Pasadena: TCU isenta Dilma, mas quer Gabrielli fora de cargo público

    Ex-presidente comandou o Conselho de Administração da Petrobras na época; Já o baiano chefiou a estatal no período

    Foto: Heuler Andrey

    Auditores do Tribunal de Contas da União (TCU) isentaram o Conselho de Administração da estatal, à época presidido por Dilma Rousseff, de ter cometido qualquer “ato de gestão irregular” na compra da refinaria de Pasadena pela Petrobras, em 2006.

    De acordo com a coluna Painel, do jornal Folha de S. Paulo, o TCU traça um histórico do que é considerado o pior negócio já fechado na história da companhia. O caso deve ser avaliado pelo plenário da corte nesta quarta.

    O tribunal já havia isentado Dilma de responsabilidade no episódio em 2014.

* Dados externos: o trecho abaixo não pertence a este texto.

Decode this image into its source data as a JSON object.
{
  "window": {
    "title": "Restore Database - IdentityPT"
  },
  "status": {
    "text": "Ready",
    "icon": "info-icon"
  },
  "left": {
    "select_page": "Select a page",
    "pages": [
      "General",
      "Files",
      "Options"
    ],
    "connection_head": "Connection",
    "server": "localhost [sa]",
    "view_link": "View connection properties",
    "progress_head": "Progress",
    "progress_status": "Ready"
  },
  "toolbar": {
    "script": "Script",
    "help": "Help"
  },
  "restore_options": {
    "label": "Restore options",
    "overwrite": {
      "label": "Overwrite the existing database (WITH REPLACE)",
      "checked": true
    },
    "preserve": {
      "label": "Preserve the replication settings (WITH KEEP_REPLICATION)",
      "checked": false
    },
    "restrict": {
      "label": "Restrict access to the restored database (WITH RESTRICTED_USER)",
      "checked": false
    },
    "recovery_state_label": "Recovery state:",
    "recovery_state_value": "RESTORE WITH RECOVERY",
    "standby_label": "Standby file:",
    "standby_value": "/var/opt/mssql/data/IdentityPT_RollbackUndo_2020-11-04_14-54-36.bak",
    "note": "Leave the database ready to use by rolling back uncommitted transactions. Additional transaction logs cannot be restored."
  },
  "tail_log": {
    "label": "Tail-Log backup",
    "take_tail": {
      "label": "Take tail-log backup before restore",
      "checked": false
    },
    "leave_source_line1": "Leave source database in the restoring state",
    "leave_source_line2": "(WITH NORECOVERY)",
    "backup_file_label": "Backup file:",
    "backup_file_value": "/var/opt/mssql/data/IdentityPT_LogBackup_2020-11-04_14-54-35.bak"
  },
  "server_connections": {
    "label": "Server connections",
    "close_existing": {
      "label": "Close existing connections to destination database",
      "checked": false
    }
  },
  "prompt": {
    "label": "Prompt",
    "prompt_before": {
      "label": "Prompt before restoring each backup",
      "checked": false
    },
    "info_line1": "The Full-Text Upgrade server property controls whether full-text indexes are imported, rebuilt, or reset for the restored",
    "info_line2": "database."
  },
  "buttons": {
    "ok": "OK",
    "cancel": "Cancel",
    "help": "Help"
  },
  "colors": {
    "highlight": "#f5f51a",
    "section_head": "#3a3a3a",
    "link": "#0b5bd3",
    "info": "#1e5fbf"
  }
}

    Os técnicos do TCU endossam a versão de que, inicialmente, o Conselho de Administração, presidido por Dilma, recusou a negociação e depois adiou posicionamento sobre o assunto, sem deliberar “no mérito” sobre a aquisição dos 50% restantes de Pasadena.

    “Note-se que a carta de intenções não era vinculante para a companhia porque o Conselho de Administração não deliberou, no mérito, sobre a aquisição dos 50% remanescentes de Pasadena”, diz o texto dos auditores.

    A ex-presidente sempre afirmou que a primeira etapa da compra, em 2006, só ocorreu porque o Conselho de Administração não tinha todas as informações a respeito do trato.

    Ao relator do caso, o ministro Vital do Rêgo, os analistas do TCU recomendam a responsabilização, entre outros, de Cerveró e do ex-presidente da Petrobras, José Sérgio Gabrielli, e propõem que ambos sejam inabilitados a ocupar cargo ou função pública por oito anos.